A teacher's aide is challenging her one-year suspension without pay for wearing a cross necklace, which officials say violates a Pennsylvania Public School Code prohibition against teachers wearing religious garb.
"I got suspended April 8, 2003, for wearing a cross to work and not being willing to either remove it or tuck it in," said Brenda Nichol, 43, of Indiana County.
Officials at ARIN Intermediate Unit 28 wouldn't comment on Nichol's case specifically, but said their employee handbook is based on the school code and prohibits all employees from wearing religious garb. ARIN supplies teachers aides and other services to 11 school districts and two technical schools in Armstrong and Indiana counties.

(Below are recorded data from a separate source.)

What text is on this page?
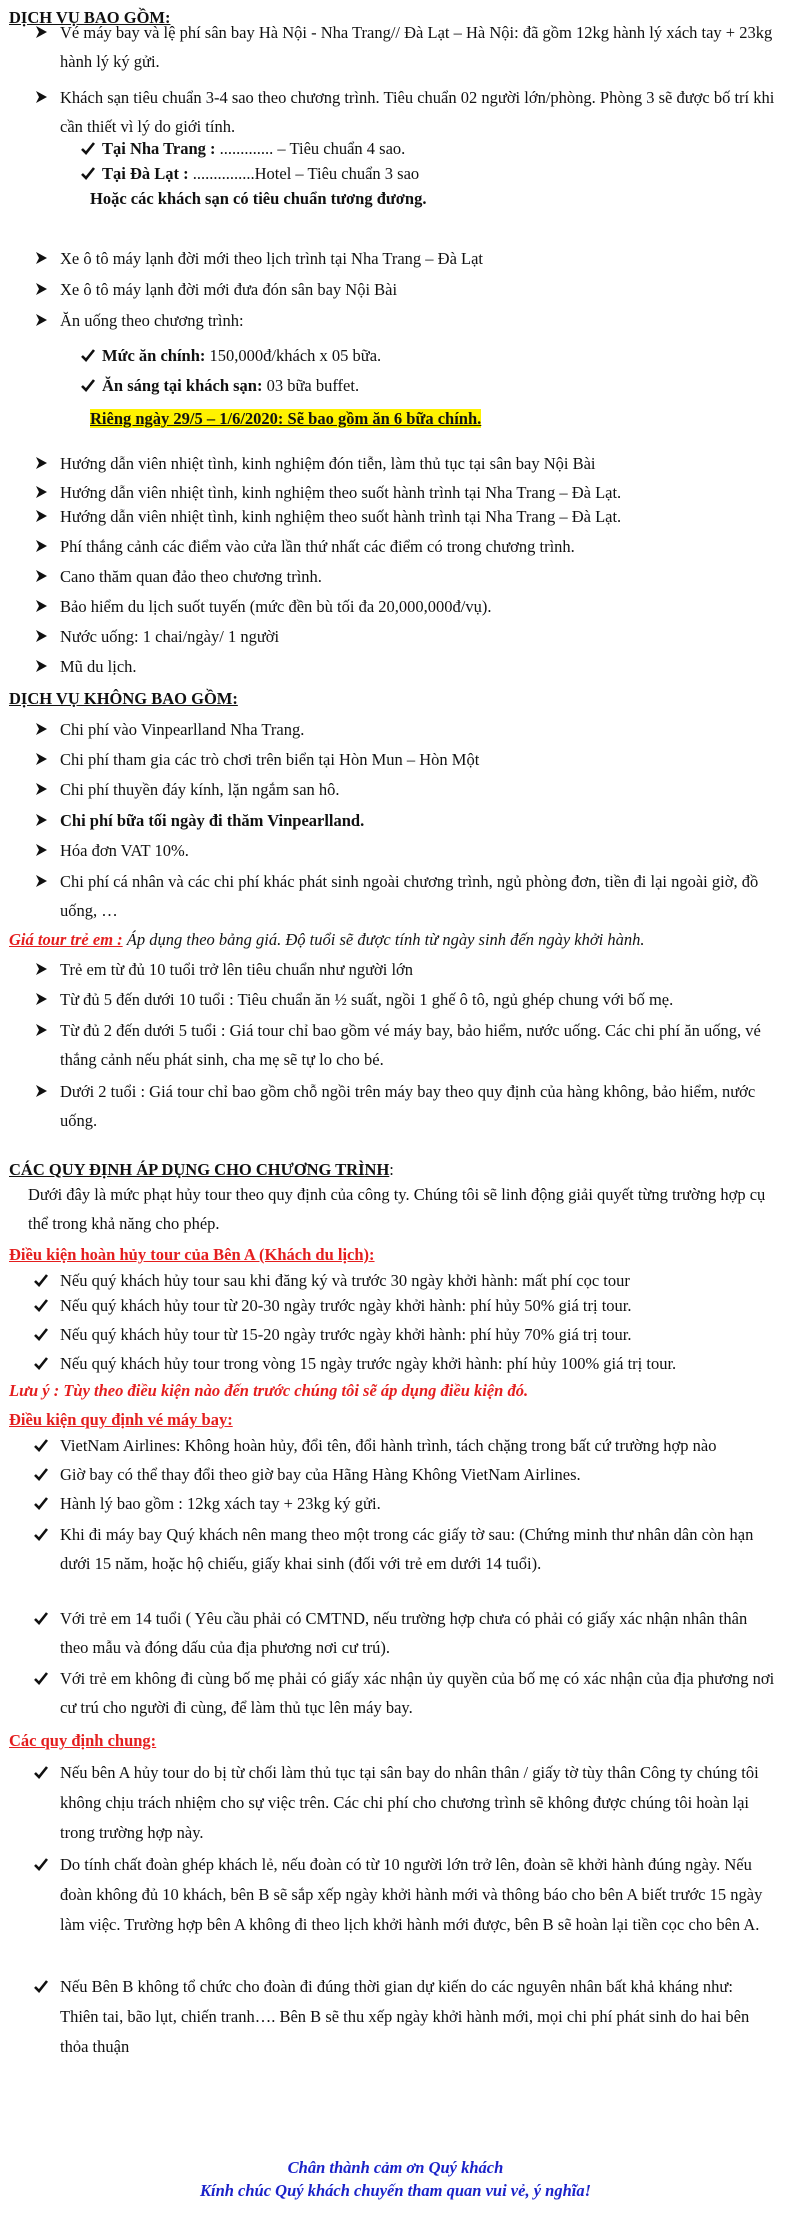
DỊCH VỤ BAO GỒM:
Vé máy bay và lệ phí sân bay Hà Nội - Nha Trang// Đà Lạt – Hà Nội: đã gồm 12kg hành lý xách tay + 23kg hành lý ký gửi.
Khách sạn tiêu chuẩn 3-4 sao theo chương trình. Tiêu chuẩn 02 người lớn/phòng. Phòng 3 sẽ được bố trí khi cần thiết vì lý do giới tính.
Tại Nha Trang : ............. – Tiêu chuẩn 4 sao.
Tại Đà Lạt : ...............Hotel – Tiêu chuẩn 3 sao
Hoặc các khách sạn có tiêu chuẩn tương đương.
Xe ô tô máy lạnh đời mới theo lịch trình tại Nha Trang – Đà Lạt
Xe ô tô máy lạnh đời mới đưa đón sân bay Nội Bài
Ăn uống theo chương trình:
Mức ăn chính: 150,000đ/khách x 05 bữa.
Ăn sáng tại khách sạn: 03 bữa buffet.
Riêng ngày 29/5 – 1/6/2020: Sẽ bao gồm ăn 6 bữa chính.
Hướng dẫn viên nhiệt tình, kinh nghiệm đón tiễn, làm thủ tục tại sân bay Nội Bài
Hướng dẫn viên nhiệt tình, kinh nghiệm theo suốt hành trình tại Nha Trang – Đà Lạt.
Hướng dẫn viên nhiệt tình, kinh nghiệm theo suốt hành trình tại Nha Trang – Đà Lạt.
Phí thắng cảnh các điểm vào cửa lần thứ nhất các điểm có trong chương trình.
Cano thăm quan đảo theo chương trình.
Bảo hiểm du lịch suốt tuyến (mức đền bù tối đa 20,000,000đ/vụ).
Nước uống: 1 chai/ngày/ 1 người
Mũ du lịch.
DỊCH VỤ KHÔNG BAO GỒM:
Chi phí vào Vinpearlland Nha Trang.
Chi phí tham gia các trò chơi trên biển tại Hòn Mun – Hòn Một
Chi phí thuyền đáy kính, lặn ngắm san hô.
Chi phí bữa tối ngày đi thăm Vinpearlland.
Hóa đơn VAT 10%.
Chi phí cá nhân và các chi phí khác phát sinh ngoài chương trình, ngủ phòng đơn, tiền đi lại ngoài giờ, đồ uống, …
Giá tour trẻ em : Áp dụng theo bảng giá. Độ tuổi sẽ được tính từ ngày sinh đến ngày khởi hành.
Trẻ em từ đủ 10 tuổi trở lên tiêu chuẩn như người lớn
Từ đủ 5 đến dưới 10 tuổi : Tiêu chuẩn ăn ½ suất, ngồi 1 ghế ô tô, ngủ ghép chung với bố mẹ.
Từ đủ 2 đến dưới 5 tuổi : Giá tour chỉ bao gồm vé máy bay, bảo hiểm, nước uống. Các chi phí ăn uống, vé thắng cảnh nếu phát sinh, cha mẹ sẽ tự lo cho bé.
Dưới 2 tuổi : Giá tour chỉ bao gồm chỗ ngồi trên máy bay theo quy định của hàng không, bảo hiểm, nước uống.
CÁC QUY ĐỊNH ÁP DỤNG CHO CHƯƠNG TRÌNH:
Dưới đây là mức phạt hủy tour theo quy định của công ty. Chúng tôi sẽ linh động giải quyết từng trường hợp cụ thể trong khả năng cho phép.
Điều kiện hoàn hủy tour của Bên A (Khách du lịch):
Nếu quý khách hủy tour sau khi đăng ký và trước 30 ngày khởi hành: mất phí cọc tour
Nếu quý khách hủy tour từ 20-30 ngày trước ngày khởi hành: phí hủy 50% giá trị tour.
Nếu quý khách hủy tour từ 15-20 ngày trước ngày khởi hành: phí hủy 70% giá trị tour.
Nếu quý khách hủy tour trong vòng 15 ngày trước ngày khởi hành: phí hủy 100% giá trị tour.
Lưu ý : Tùy theo điều kiện nào đến trước chúng tôi sẽ áp dụng điều kiện đó.
Điều kiện quy định vé máy bay:
VietNam Airlines: Không hoàn hủy, đổi tên, đổi hành trình, tách chặng trong bất cứ trường hợp nào
Giờ bay có thể thay đổi theo giờ bay của Hãng Hàng Không VietNam Airlines.
Hành lý bao gồm : 12kg xách tay + 23kg ký gửi.
Khi đi máy bay Quý khách nên mang theo một trong các giấy tờ sau: (Chứng minh thư nhân dân còn hạn dưới 15 năm, hoặc hộ chiếu, giấy khai sinh (đối với trẻ em dưới 14 tuổi).
Với trẻ em 14 tuổi ( Yêu cầu phải có CMTND, nếu trường hợp chưa có phải có giấy xác nhận nhân thân theo mẫu và đóng dấu của địa phương nơi cư trú).
Với trẻ em không đi cùng bố mẹ phải có giấy xác nhận ủy quyền của bố mẹ có xác nhận của địa phương nơi cư trú cho người đi cùng, để làm thủ tục lên máy bay.
Các quy định chung:
Nếu bên A hủy tour do bị từ chối làm thủ tục tại sân bay do nhân thân / giấy tờ tùy thân Công ty chúng tôi không chịu trách nhiệm cho sự việc trên. Các chi phí cho chương trình sẽ không được chúng tôi hoàn lại trong trường hợp này.
Do tính chất đoàn ghép khách lẻ, nếu đoàn có từ 10 người lớn trở lên, đoàn sẽ khởi hành đúng ngày. Nếu đoàn không đủ 10 khách, bên B sẽ sắp xếp ngày khởi hành mới và thông báo cho bên A biết trước 15 ngày làm việc. Trường hợp bên A không đi theo lịch khởi hành mới được, bên B sẽ hoàn lại tiền cọc cho bên A.
Nếu Bên B không tổ chức cho đoàn đi đúng thời gian dự kiến do các nguyên nhân bất khả kháng như: Thiên tai, bão lụt, chiến tranh…. Bên B sẽ thu xếp ngày khởi hành mới, mọi chi phí phát sinh do hai bên thỏa thuận
Chân thành cảm ơn Quý khách
Kính chúc Quý khách chuyến tham quan vui vẻ, ý nghĩa!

Nichol acknowledges she was told of the prohibition as far back as 1997, and was warned twice since March that wearing the necklace was cause for suspension. Under the school code, she could be fired for a second offense.
"I think the public needs to know that there is a code out there that is against our freedom," Nichol said. She has enlisted the help of the American Center for Law and Justice, a Virginia-based public-interest law firm founded in 1990 by Christian broadcaster Pat Robertson. The group plans, but has not yet filed, a federal court lawsuit.
"We get cases about teachers' rights to religious expression in school all the time, whether they can have a Bible on their desk or religious artifacts in their office," said Vincent McCarthy, senior counsel at the ACLJ's office in New Milford, Conn. "What usually happens is we send a demand letter and the case is resolved. They rarely if ever go to court."
"Where the line is drawn is when what the teacher wears or has with them ... has reached the point where you could say it becomes an endorsement of a particular religion by the school," McCarthy said. He doesn't believe that happened in Nichol's case.
But ARIN's executive director, Robert H. Goad Jr., believes the school's policy is reasonable and based on firm legal ground.
Goad said the law is meant to protect people of all faiths from being offended. The same law would prohibit a teacher from wearing a pendant or emblem related to witchcraft, for example.
"How would the people of our community deal with people wearing such things in a public school classroom?" Goad said.
The state's religious garb prohibition was passed in 1895 and incorporated into the school code when it was established in 1949. It has since been upheld by the 3rd U.S. Circuit Court of Appeals, Goad said.
In that case, a Muslim teacher from Philadelphia -- backed by the federal Equal Employment Opportunity Commission -- wanted to wear traditional garb including a head scarf and long, loose dress. The EEOC said that would have been a "reasonable accommodation" of her religious faith, but the appeals court disagreed in 1990, saying "the preservation of religious neutrality [in public schools] is a compelling state interest."
A similar law in Oregon was upheld by that state's Supreme Court in 1986 for the same reasons, according to The First Amendment Center, a constitutional rights group that is part of the Freedom Forum.
Still, that group -- in "A Teacher's Guide to Religion in the Public Schools" -- suggests teachers probably still have the right "to wear non-obtrusive jewelry, such as a cross or Star of David. But teachers should not wear clothing with a proselytizing message (e.g., a 'Jesus Saves' T-shirt)."
McCarthy thinks the whole question is ridiculous considering the Religious Land Use and Institutionalized Persons Act, signed into law in 2000 by then-President Clinton. Among other things, the law also protects the right of inmates to wear religious garb -- like Muslim skull caps -- in prisons that receive federal money.
"Under [that law] prisoners have more freedom to express themselves by their garb than school teachers," McCarthy said.